Thursday, January 6, 2011

On Dave Holland, a jazz class, and a detour to Nirvana


Dave Holland by John Whiting
The Dave Holland Quintet was originally scheduled to play the Dakota on January 24-25. Those dates have now been postponed "due to family emergency." An emergency in Holland's family, I'm guessing, because at Drake University in Iowa, where the quintet was booked to play on January 21, Chris Potter's Underground is stepping in. I wish the very best for Holland and his family, and I hope the Quintet is able to rebook at the Dakota before too long. I always enjoy this enormously inventive group: Holland on bass, Potter on saxophones, Robin Eubanks on trombone, Steve Nelson on vibes, Nate Smith on drums. (Note no piano, one of many things that make this quintet remarkable.)

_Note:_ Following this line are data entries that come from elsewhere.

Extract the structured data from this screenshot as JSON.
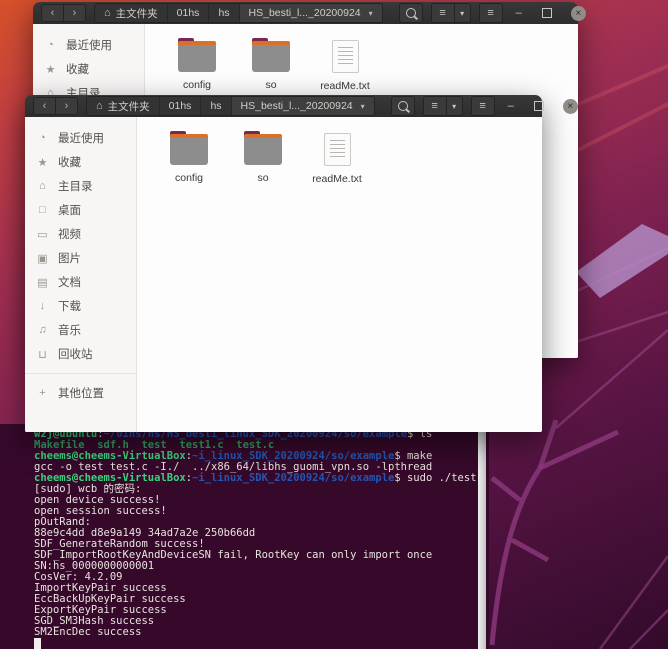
{
  "icons": {
    "back": "‹",
    "forward": "›",
    "home": "⌂",
    "caret": "▾",
    "list": "≡",
    "menu": "≡",
    "close": "×",
    "recent": "◔",
    "star": "★",
    "desktop": "□",
    "video": "▭",
    "image": "▣",
    "document": "▤",
    "download": "↓",
    "music": "♫",
    "trash": "⊔",
    "plus": "+"
  },
  "colors": {
    "titlebar": "#323232",
    "sidebar_bg": "#f7f6f5",
    "content_bg": "#fdfdfd",
    "terminal_bg": "#36092b",
    "prompt_green": "#3cd17d",
    "path_blue": "#2456b3",
    "folder_gray": "#8d8d8d",
    "folder_accent_orange": "#d9712b",
    "folder_flap_maroon": "#79284f"
  },
  "window1": {
    "breadcrumb": [
      "主文件夹",
      "01hs",
      "hs",
      "HS_besti_l..._20200924"
    ],
    "sidebar_items": [
      {
        "icon": "recent",
        "label": "最近使用"
      },
      {
        "icon": "star",
        "label": "收藏"
      },
      {
        "icon": "home",
        "label": "主目录"
      }
    ],
    "files": [
      {
        "type": "folder",
        "label": "config"
      },
      {
        "type": "folder",
        "label": "so"
      },
      {
        "type": "text",
        "label": "readMe.txt"
      }
    ]
  },
  "window2": {
    "breadcrumb": [
      "主文件夹",
      "01hs",
      "hs",
      "HS_besti_l..._20200924"
    ],
    "sidebar_items": [
      {
        "icon": "recent",
        "label": "最近使用"
      },
      {
        "icon": "star",
        "label": "收藏"
      },
      {
        "icon": "home",
        "label": "主目录"
      },
      {
        "icon": "desktop",
        "label": "桌面"
      },
      {
        "icon": "video",
        "label": "视频"
      },
      {
        "icon": "image",
        "label": "图片"
      },
      {
        "icon": "document",
        "label": "文档"
      },
      {
        "icon": "download",
        "label": "下载"
      },
      {
        "icon": "music",
        "label": "音乐"
      },
      {
        "icon": "trash",
        "label": "回收站"
      }
    ],
    "other_locations": {
      "icon": "plus",
      "label": "其他位置"
    },
    "files": [
      {
        "type": "folder",
        "label": "config"
      },
      {
        "type": "folder",
        "label": "so"
      },
      {
        "type": "text",
        "label": "readMe.txt"
      }
    ]
  },
  "terminal": {
    "lines": [
      {
        "segments": [
          {
            "text": "wzj@ubuntu",
            "color": "green"
          },
          {
            "text": ":",
            "color": "white"
          },
          {
            "text": "~/01hs/hs/HS_besti_linux_SDK_20200924/so/example",
            "color": "blue"
          },
          {
            "text": "$ ls",
            "color": "white"
          }
        ]
      },
      {
        "segments": [
          {
            "text": "Makefile  sdf.h  test  test1.c  test.c",
            "color": "files"
          }
        ]
      },
      {
        "segments": [
          {
            "text": "cheems@cheems-VirtualBox",
            "color": "green"
          },
          {
            "text": ":",
            "color": "white"
          },
          {
            "text": "~i_linux_SDK_20200924/so/example",
            "color": "blue"
          },
          {
            "text": "$ make",
            "color": "white"
          }
        ]
      },
      {
        "segments": [
          {
            "text": "gcc -o test test.c -I./  ../x86_64/libhs_guomi_vpn.so -lpthread",
            "color": "white"
          }
        ]
      },
      {
        "segments": [
          {
            "text": "cheems@cheems-VirtualBox",
            "color": "green"
          },
          {
            "text": ":",
            "color": "white"
          },
          {
            "text": "~i_linux_SDK_20200924/so/example",
            "color": "blue"
          },
          {
            "text": "$ sudo ./test",
            "color": "white"
          }
        ]
      },
      {
        "segments": [
          {
            "text": "[sudo] wcb 的密码:",
            "color": "white"
          }
        ]
      },
      {
        "segments": [
          {
            "text": "open device success!",
            "color": "white"
          }
        ]
      },
      {
        "segments": [
          {
            "text": "open session success!",
            "color": "white"
          }
        ]
      },
      {
        "segments": [
          {
            "text": "pOutRand:",
            "color": "white"
          }
        ]
      },
      {
        "segments": [
          {
            "text": "88e9c4dd d8e9a149 34ad7a2e 250b66dd",
            "color": "white"
          }
        ]
      },
      {
        "segments": [
          {
            "text": "SDF_GenerateRandom success!",
            "color": "white"
          }
        ]
      },
      {
        "segments": [
          {
            "text": "SDF_ImportRootKeyAndDeviceSN fail, RootKey can only import once",
            "color": "white"
          }
        ]
      },
      {
        "segments": [
          {
            "text": "SN:hs_0000000000001",
            "color": "white"
          }
        ]
      },
      {
        "segments": [
          {
            "text": "CosVer: 4.2.09",
            "color": "white"
          }
        ]
      },
      {
        "segments": [
          {
            "text": "ImportKeyPair success",
            "color": "white"
          }
        ]
      },
      {
        "segments": [
          {
            "text": "EccBackUpKeyPair success",
            "color": "white"
          }
        ]
      },
      {
        "segments": [
          {
            "text": "ExportKeyPair success",
            "color": "white"
          }
        ]
      },
      {
        "segments": [
          {
            "text": "SGD_SM3Hash success",
            "color": "white"
          }
        ]
      },
      {
        "segments": [
          {
            "text": "SM2EncDec success",
            "color": "white"
          }
        ]
      }
    ]
  }
}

I follow Holland on FaceBook, and earlier today "Team DH" posted a link to a short documentary about him that I hadn't seen. So I just spent 20 minutes learning more about his life and his music. The film made me like and admire him even more.

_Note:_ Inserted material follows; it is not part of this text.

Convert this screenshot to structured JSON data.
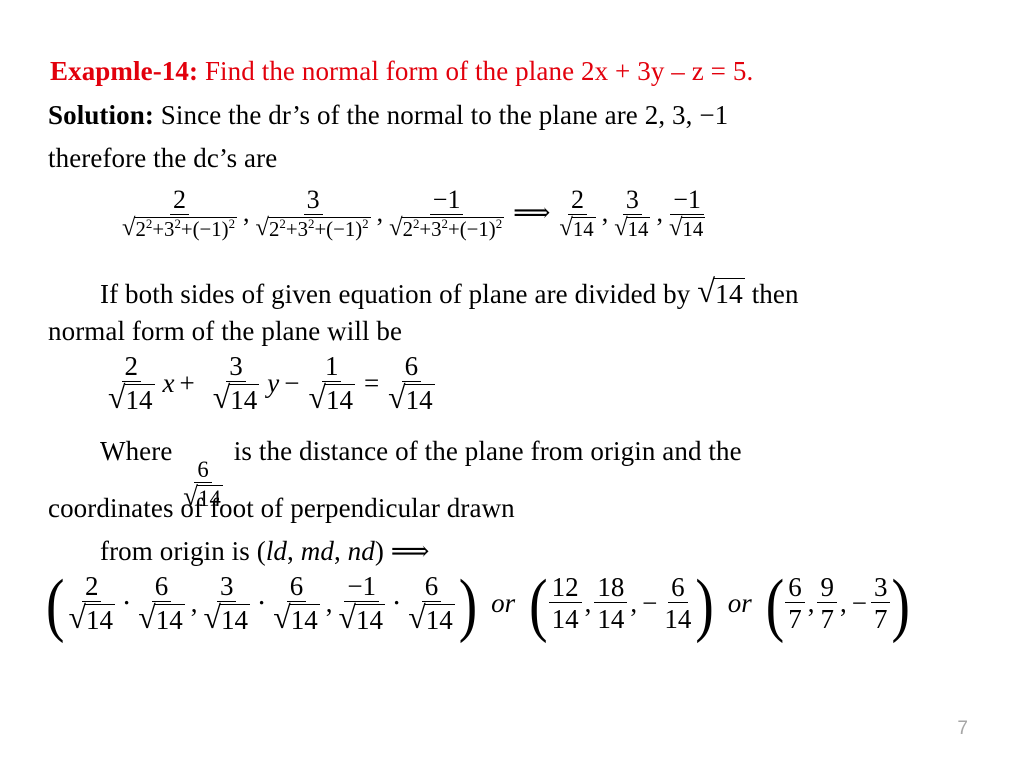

Lately I've been listening to Holland's first album as a leader, Conference of the Birds (CM, 1972), and also to his newest recording, Hands (Dare2, 2010), with the great flamenco guitarist Pepe Habichuela. Hands is completely different from anything I've heard Holland do before. According to the liner notes, Holland and Habichuela first played together in 2007 at a workshop in Sevilla, Spain. As Holland says, flamenco music "was a new world to me." The CD is delicious, richly rhythmic and melodic. Although it includes two compositions by Holland ("The Whirling Dervish," originally recorded on the 1995 release World Trio with Mino Cinelu and Kevin Eubanks, and the new "Joyride"), it's not a jazz/flamenco mashup. I just listened to both versions of "Whirling Dervish" back to back, and while the instrumentation is similar--the earlier recording features Eubanks on acoustic guitar (in a virtuosic performance; his lengthy solo starting at the 2:31 mark is pretty amazing)--the feel of the two pieces is very different. (In the flamenco arrangement, Holland takes his big solo starting at 2:31.)